I guess .tar archives would be bit unfamiliar to most users (ahem, windows users) so it might be better to use .zip archives, as they have somewhat wider support.

That being said, what about distributing plugins in Godot's own .pck format? I does have some cons (such as being unrecognized by most applications), but that might be a chance to make it more standard and used.

Sure, I mostly meant .tar as an example of a generic packed archive type. It could and probably should use godot's .pck format.

Why not use ZIP since it offers compression and is a standard format?

@Calinou I agree. If we mandate that .pck files must be used, then people will have to use Godot Engine in order to pack things rather than just using whatever their preferred packing tool is to bundle up their plugin for usage. GitHub also downloads repositories as .zip files and it houses the largest collection of Godot plugins by far.

I agree here. I don't think another file type needs to be created. Zip files seem to work very well, and folks have the option of installing using the Godot interface thru the asset library, or they can download manually themselves. a .pck file does not allow that choice.

In my ideal world, I would like to have two download buttons at https://godotengine.org/download:

  • One sleek bare minimum download that meets reduz three requirements, and
  • One bloat download with all approved and and regularly maintained plugins which have surpassed some quality control, so I know their API works at least as well with the core as the API from the minimum version.

Even more ideal:
Select and mix. Upon downloading the bare minimum, I can select minimum version + Plugin "Themes". Which are collections of common plugins needed for common usecases. (so for instance: 2DPixelart, 3D FirstPersonShooter, 3D ThirdPerson, RTS, RPG, 2.5D game, 2DCutout, Rougelike, ManagementSim, Sidescroller, Eventpackage, Shaderpackage, Scriptpackage, Assetpackace, ect). So when I start the engines essential plugins are already installed and ready to go and I know they work because they have been approved.
More advanced users could untick individual plugins within those Theme collections if they know they don't need them, or combine two or more Plugin Themes, or add additional single plugins to Themes from the pool of approved plugins to make a custom package.

Ideally, the result would be that https://godotengine.org/download creates from those choices _one download link on the fly_. A download link I could copy and share with whoever, who then could with one click download the _exact same Godot plugin configuration as me_.
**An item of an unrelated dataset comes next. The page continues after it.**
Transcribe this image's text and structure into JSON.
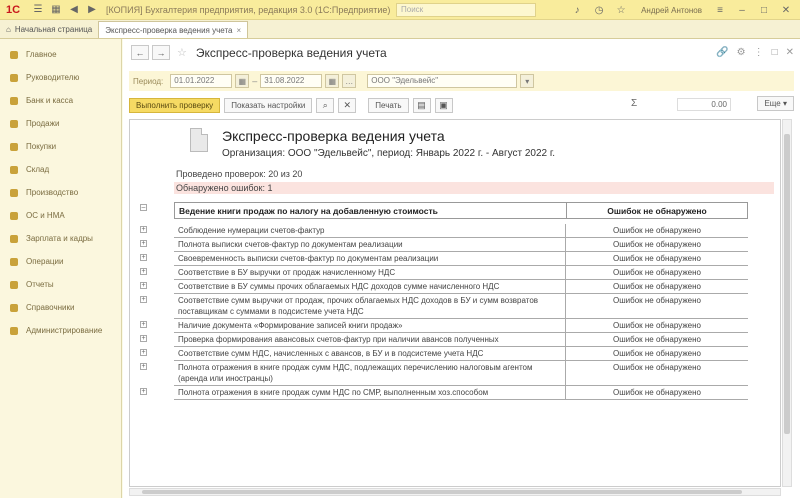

Why? Because this would be a massive time saver and quality assurance for people who work in teams or groups, for educators and teachers in schools who have to deploy on multiple computers, for people who follow tutorials and want the same config as the tutor, for individuals who are happy there is one official approved plugin by the dev team for something that is commonly used, but not by everyone, and so not have to dig through Github and Reddit for days to find what they need, not knowing which is the most supported option out of the 6 they found.

A one-click bare minimum download should still exist for those who need the small size, as well as a max feature download who do not care about size but want maximum features to see what the engine can do.

A simpler solution would be to ask to install additional [official only?] plugins when running editor for first time. Currently we have option to open AssetLib if project list is empty; why not have a dialogue popup to install official plugins if running Godot for first time?